Well, it's supposedly a fact black holes are at the heart of many galaxies. And they had to start somewhere. Maybe just a crazy idea in a mad scientists mind is all it takes. And not to mention the fact the large hadron collider isn't a tiny table top model kit run on battery power, is it? It uses incredible amounts of power to achieve the results they want. And as I stated before, even if they fail to accidentally make a black hole, they could encounter other unexpected results like dragons (?) and once the dragons start flying around, turning it off most likely won't help a whole lot.
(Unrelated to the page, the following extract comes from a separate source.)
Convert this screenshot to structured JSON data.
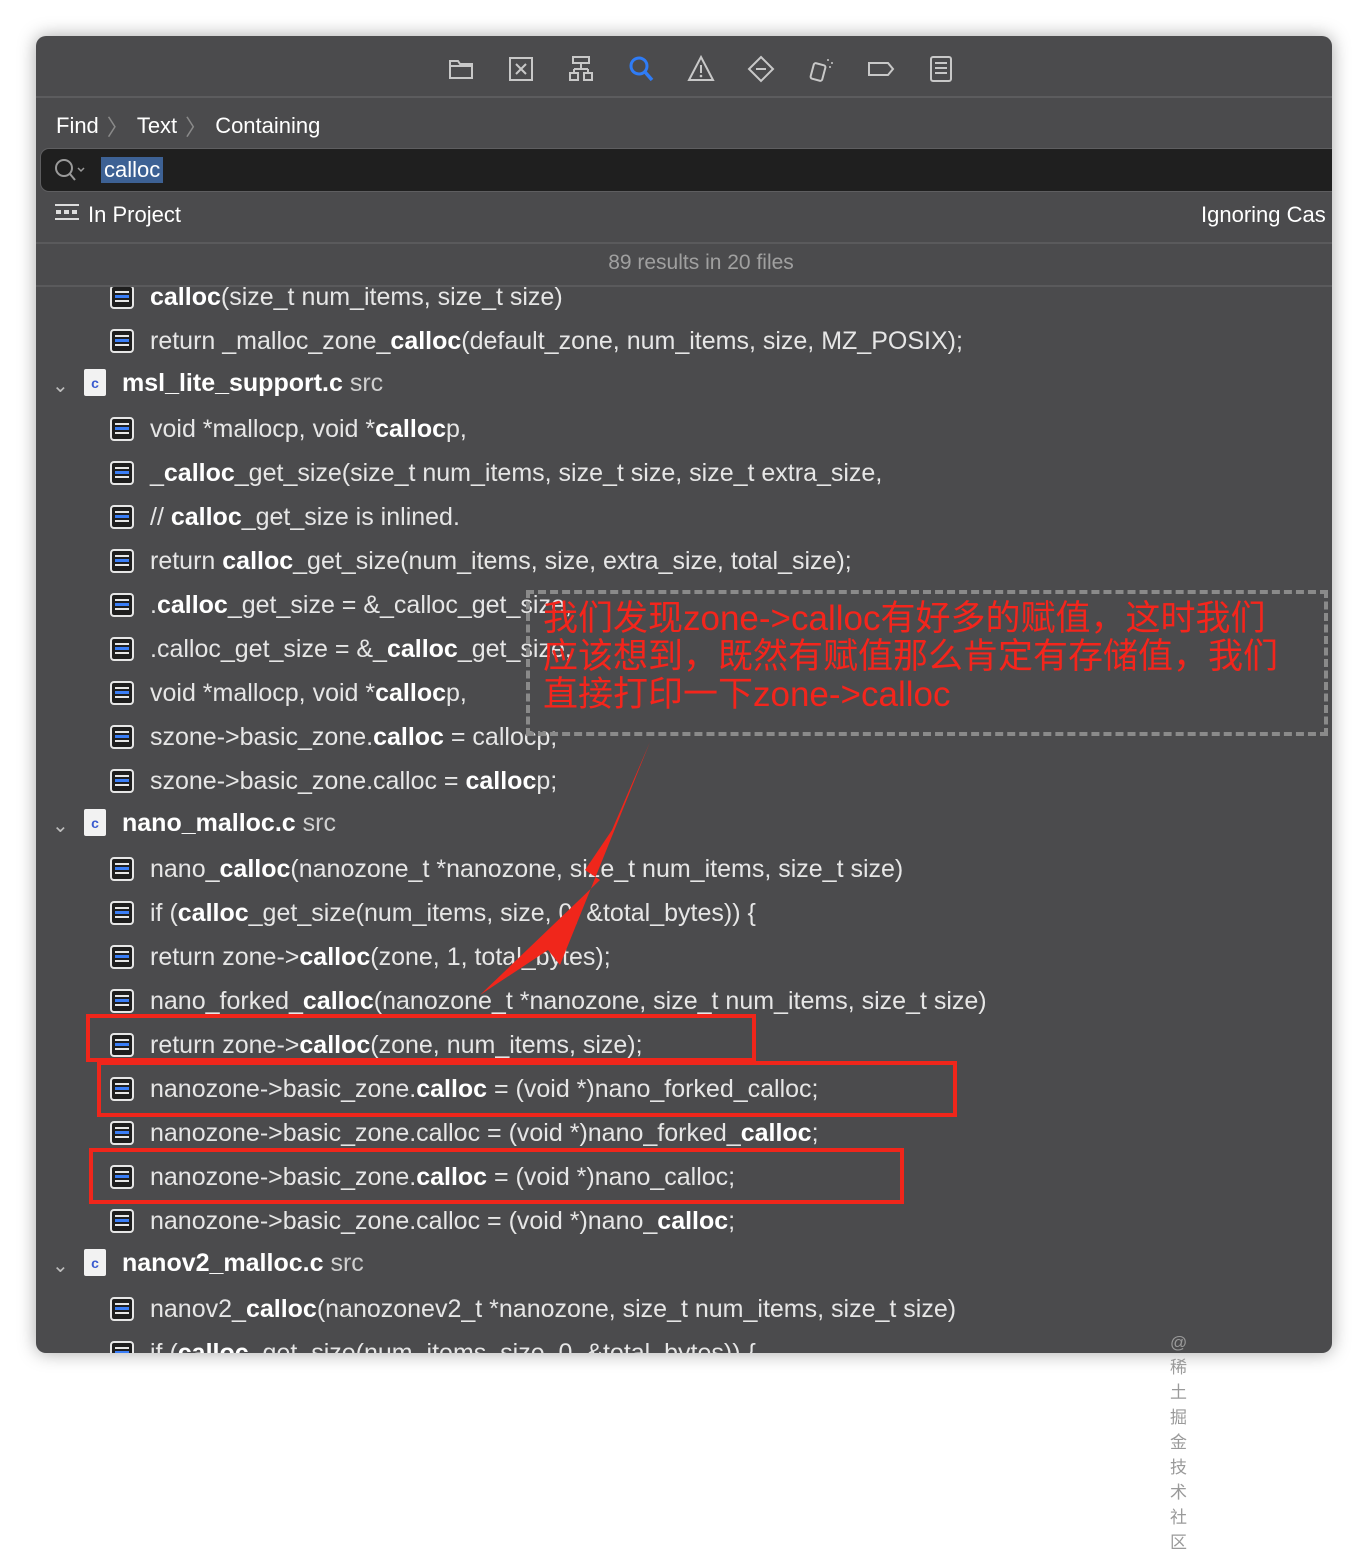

Oh, and everytime I turn on my computer and use it to post here, my brain matter gets sucked into a giant black hole, and I think most of the other posters brains here are also sucked in by the black hole phenomena.

The largest black holes that could possibly be created at the LHC would have a diameter several orders of magnitude below the Planck length. Below this scale gravity is dwarfed by the other forces. In other words, keeping in mind that even atoms are mostly empty space, a black hole of this size would never interact with anything. It might reach the Planck length after a few billion years, perhaps around the time the sun has turned into a red giant and the Earth has become uninhabitable anyway.

And that's assuming that the black holes are even possible in the first place, which requires a lot of very specific parameters in a few string theory models. No one takes string theory models seriously unless they're one of the creators of that particular model (or your adviser had a hand in it).

You COULD make an argument that maybe there's some galaxy somewhere that was created by a particle collider that was
1) Not already located inside of a galaxy for some reason, requiring matter to be transported vast distances just to construct this thing
2) Was on the scale of several solar systems and was powered by an energy source on par with our sun (or maybe they just have a really large amount of matter+antimatter and transported it out there)
3) Maybe, if certain string theory models have their parameters set in just the right way, turned into a supermassive black hole after only a few thousand years of operation
 

Eeezee

Diamond Member
Jul 23, 2005
9,922
0
76
Originally posted by: So
And the people who brought that lawsuit were either dumb as posts or just looking for their fifteen minutes of fame.

The ringleader of that charade has shown up with a lawsuit for the start of every new particle experiment for the past few decades, and he's not a scientist but a nuclear safety technician. These people have no clue.